After reading various posts about WeightedRandomSampler (some links are left as code comments) I’m unsure what to expect from the example below (pytorch 1.3.1)
import numpy as np
import torch
from torch.utils.data import TensorDataset as dset
torch.manual_seed(42)
data_size = 15
num_classes = 3
batch_size = 4
inputs = torch.tensor(range(data_size))
print("inputs", inputs.shape, inputs)
if 0:
targets = torch.floor(num_classes*torch.rand(data_size)).int()
else:
targets = torch.tensor([1, 0, 1, 1, 0, 1, 0, 1, 1, 2, 2, 1, 0, 0, 1], dtype=torch.int32)
print("targets", targets.shape, targets)
trainDataset = dset(inputs, targets)
# https://discuss.pytorch.org/t/balanced-sampling-between-classes-with-torchvision-dataloader/2703/10
class_sample_count = np.array([len(np.where(targets==t)[0]) for t in np.unique(targets)])
print("class_sample_count", class_sample_count.shape, class_sample_count)
weights = 1. / class_sample_count
print("weights", weights.shape, weights)
# https://discuss.pytorch.org/t/some-problems-with-weightedrandomsampler/23242/2
samples_weights = weights[targets]
assert len(samples_weights) == len(targets)
if 0:
print("samples_weights", samples_weights.shape, samples_weights)

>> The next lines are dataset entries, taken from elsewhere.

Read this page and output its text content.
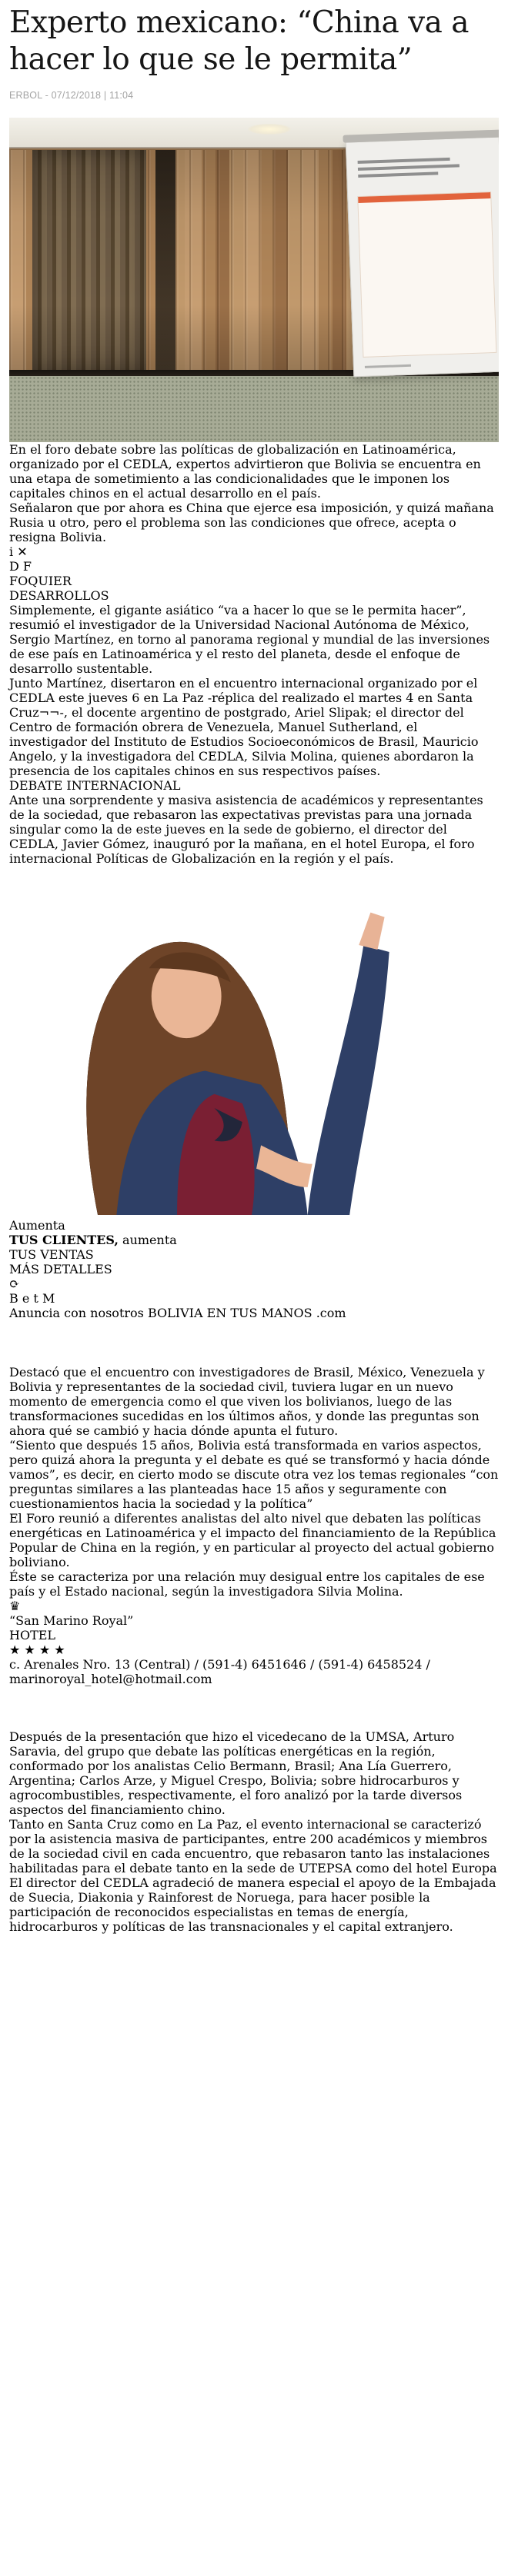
Experto mexicano: “China va a hacer lo que se le permita”
ERBOL - 07/12/2018 | 11:04

En el foro debate sobre las políticas de globalización en Latinoamérica, organizado por el CEDLA, expertos advirtieron que Bolivia se encuentra en una etapa de sometimiento a las condicionalidades que le imponen los capitales chinos en el actual desarrollo en el país.

Señalaron que por ahora es China que ejerce esa imposición, y quizá mañana Rusia u otro, pero el problema son las condiciones que ofrece, acepta o resigna Bolivia.

i ✕
D F
FOQUIER
DESARROLLOS

Simplemente, el gigante asiático “va a hacer lo que se le permita hacer”, resumió el investigador de la Universidad Nacional Autónoma de México, Sergio Martínez, en torno al panorama regional y mundial de las inversiones de ese país en Latinoamérica y el resto del planeta, desde el enfoque de desarrollo sustentable.

Junto Martínez, disertaron en el encuentro internacional organizado por el CEDLA este jueves 6 en La Paz -réplica del realizado el martes 4 en Santa Cruz¬¬-, el docente argentino de postgrado, Ariel Slipak; el director del Centro de formación obrera de Venezuela, Manuel Sutherland, el investigador del Instituto de Estudios Socioeconómicos de Brasil, Mauricio Angelo, y la investigadora del CEDLA, Silvia Molina, quienes abordaron la presencia de los capitales chinos en sus respectivos países.

DEBATE INTERNACIONAL

Ante una sorprendente y masiva asistencia de académicos y representantes de la sociedad, que rebasaron las expectativas previstas para una jornada singular como la de este jueves en la sede de gobierno, el director del CEDLA, Javier Gómez, inauguró por la mañana, en el hotel Europa, el foro internacional Políticas de Globalización en la región y el país.

Aumenta
TUS CLIENTES, aumenta
TUS VENTAS
MÁS DETALLES
⟳
B e t M
Anuncia con nosotros BOLIVIA EN TUS MANOS .com

Destacó que el encuentro con investigadores de Brasil, México, Venezuela y Bolivia y representantes de la sociedad civil, tuviera lugar en un nuevo momento de emergencia como el que viven los bolivianos, luego de las transformaciones sucedidas en los últimos años, y donde las preguntas son ahora qué se cambió y hacia dónde apunta el futuro.

“Siento que después 15 años, Bolivia está transformada en varios aspectos, pero quizá ahora la pregunta y el debate es qué se transformó y hacia dónde vamos”, es decir, en cierto modo se discute otra vez los temas regionales “con preguntas similares a las planteadas hace 15 años y seguramente con cuestionamientos hacia la sociedad y la política”

El Foro reunió a diferentes analistas del alto nivel que debaten las políticas energéticas en Latinoamérica y el impacto del financiamiento de la República Popular de China en la región, y en particular al proyecto del actual gobierno boliviano.

Éste se caracteriza por una relación muy desigual entre los capitales de ese país y el Estado nacional, según la investigadora Silvia Molina.

♛
“San Marino Royal”
HOTEL
★ ★ ★ ★
c. Arenales Nro. 13 (Central) / (591-4) 6451646 / (591-4) 6458524 / marinoroyal_hotel@hotmail.com

Después de la presentación que hizo el vicedecano de la UMSA, Arturo Saravia, del grupo que debate las políticas energéticas en la región, conformado por los analistas Celio Bermann, Brasil; Ana Lía Guerrero, Argentina; Carlos Arze, y Miguel Crespo, Bolivia; sobre hidrocarburos y agrocombustibles, respectivamente, el foro analizó por la tarde diversos aspectos del financiamiento chino.

Tanto en Santa Cruz como en La Paz, el evento internacional se caracterizó por la asistencia masiva de participantes, entre 200 académicos y miembros de la sociedad civil en cada encuentro, que rebasaron tanto las instalaciones habilitadas para el debate tanto en la sede de UTEPSA como del hotel Europa

El director del CEDLA agradeció de manera especial el apoyo de la Embajada de Suecia, Diakonia y Rainforest de Noruega, para hacer posible la participación de reconocidos especialistas en temas de energía, hidrocarburos y políticas de las transnacionales y el capital extranjero.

sampler = torch.utils.data.sampler.WeightedRandomSampler(samples_weights, len(samples_weights), replacement=True)
trainLoader = torch.utils.data.DataLoader(dataset=trainDataset, batch_size=batch_size, sampler=sampler)
inputs_new = []
targets_new = []
for batch, (data, target) in enumerate(trainLoader):
counts = [len(np.where(target.numpy()==class_sample)[0]) for class_sample in range(len(class_sample_count))]
inputs_new.extend(data.data.numpy())
targets_new.extend(target.data.numpy())
print("batch {}, size {}, data {}, counts: {}".format(batch, data.shape[0], target.data, counts))
print("inputs_new", inputs_new)
print("targets_new", targets_new)
print("class_sample_count_new", np.array([len(np.where(targets_new==t)[0]) for t in np.unique(targets_new)]))
Output
inputs torch.Size([15]) tensor([ 0, 1, 2, 3, 4, 5, 6, 7, 8, 9, 10, 11, 12, 13, 14])
targets torch.Size([15]) tensor([1, 0, 1, 1, 0, 1, 0, 1, 1, 2, 2, 1, 0, 0, 1], dtype=torch.int32)
class_sample_count (3,) [5 8 2]
weights (3,) [0.2 0.125 0.5 ]
batch 0, size 4, data tensor([0, 1, 0, 2], dtype=torch.int32), counts: [2, 1, 1]
batch 1, size 4, data tensor([2, 0, 0, 0], dtype=torch.int32), counts: [3, 0, 1]
batch 2, size 4, data tensor([1, 1, 1, 0], dtype=torch.int32), counts: [1, 3, 0]
batch 3, size 3, data tensor([0, 1, 2], dtype=torch.int32), counts: [1, 1, 1]
inputs_new [1, 2, 1, 9, 9, 13, 13, 1, 2, 3, 7, 12, 12, 7, 9]
targets_new [0, 1, 0, 2, 2, 0, 0, 0, 1, 1, 1, 0, 0, 1, 2]
class_sample_count_new [7 5 3]
I would expect the class_sample_count_new to be “more” balanced, is this a correct assumption?
I’ve tried also larger values of data_size and batch_size, while removing manual_seed, but still the imbalance was surprisingly large.